# Engine to be used on go cart



## banditmatt (Jul 9, 2006)

Hi all.
There's an engine sitting in my garage that I want to use on a go cart I am building, but first there are a few things I need to know. 
1. How do I couple a tapered shaft to a centrifigal clutch or torque converter?
2. The engine has a float type carb. Will I likely run into any problems of the engine not getting gas during acceleration/ braking?
3. Is it ok to remove the auto throttle on my engine?
my engine is a tecumseh HM80 make 155350l


----------



## 99VenomSVT (Mar 10, 2005)

You are better of finding an engine with a straight shaft. Here is my reasoning behind it. First off I have been in the hobby for many years and I have only come across one such clutch that would work with a tapered shaft engine and said clutch was over $100 bucks. Second everything you try to do in the future will some how be affected by that clutch no being perfectly aligned.
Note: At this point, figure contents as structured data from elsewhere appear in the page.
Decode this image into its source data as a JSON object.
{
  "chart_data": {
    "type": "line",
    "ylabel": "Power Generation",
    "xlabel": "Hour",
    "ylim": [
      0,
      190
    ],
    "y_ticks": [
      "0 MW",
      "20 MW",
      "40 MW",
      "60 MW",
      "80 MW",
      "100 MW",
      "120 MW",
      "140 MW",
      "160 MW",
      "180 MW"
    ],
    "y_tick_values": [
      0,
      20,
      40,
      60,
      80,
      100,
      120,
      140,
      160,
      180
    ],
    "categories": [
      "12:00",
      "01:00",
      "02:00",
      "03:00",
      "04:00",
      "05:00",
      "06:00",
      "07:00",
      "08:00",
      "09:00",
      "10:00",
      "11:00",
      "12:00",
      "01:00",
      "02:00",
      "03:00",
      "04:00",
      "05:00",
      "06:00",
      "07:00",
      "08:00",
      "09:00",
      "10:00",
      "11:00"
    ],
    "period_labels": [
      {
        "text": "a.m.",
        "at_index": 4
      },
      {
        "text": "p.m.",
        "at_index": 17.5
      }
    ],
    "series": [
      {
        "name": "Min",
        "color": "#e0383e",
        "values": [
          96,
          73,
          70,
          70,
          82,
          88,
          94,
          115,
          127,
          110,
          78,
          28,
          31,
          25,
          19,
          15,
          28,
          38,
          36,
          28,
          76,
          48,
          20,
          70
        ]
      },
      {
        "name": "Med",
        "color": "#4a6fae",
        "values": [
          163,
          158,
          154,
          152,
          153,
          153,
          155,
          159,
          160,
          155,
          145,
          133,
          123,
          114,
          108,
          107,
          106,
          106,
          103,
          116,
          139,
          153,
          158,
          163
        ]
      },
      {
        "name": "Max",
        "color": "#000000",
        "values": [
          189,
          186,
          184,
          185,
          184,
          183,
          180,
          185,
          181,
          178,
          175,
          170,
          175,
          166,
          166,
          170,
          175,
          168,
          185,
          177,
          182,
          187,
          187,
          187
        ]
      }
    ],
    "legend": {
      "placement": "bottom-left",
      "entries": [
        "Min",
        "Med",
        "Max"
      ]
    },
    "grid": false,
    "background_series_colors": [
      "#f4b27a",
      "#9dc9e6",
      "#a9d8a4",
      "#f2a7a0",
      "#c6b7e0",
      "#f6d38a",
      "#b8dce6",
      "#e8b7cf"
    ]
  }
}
Your best bet is to either buy/get a new straight shaft engine or something your can trade the engine you have for another at a local small engine shop. I hope this helps you, sometimes its just easyier and cheaper to start with the correct components


----------



## certifiedtech (Jun 30, 2006)

As 99VenomSTV mentioned You need a striaght shaft for several reasons. The main reason is that with a taper there will not be enough room to align the chain and sprockets. The engine in question was used on a generator. That is the purpose for the tapered shaft. 
I suggest you look for a 5 hp Briggs and Stratton I/C. (Industrial Commercial) These are commonly use for go-carts because their commercial engines with a 7/8 crankshaft diameter which most fommon centrifigal clutches fit. Also a steel cylinder and crankshaft bearings.


----------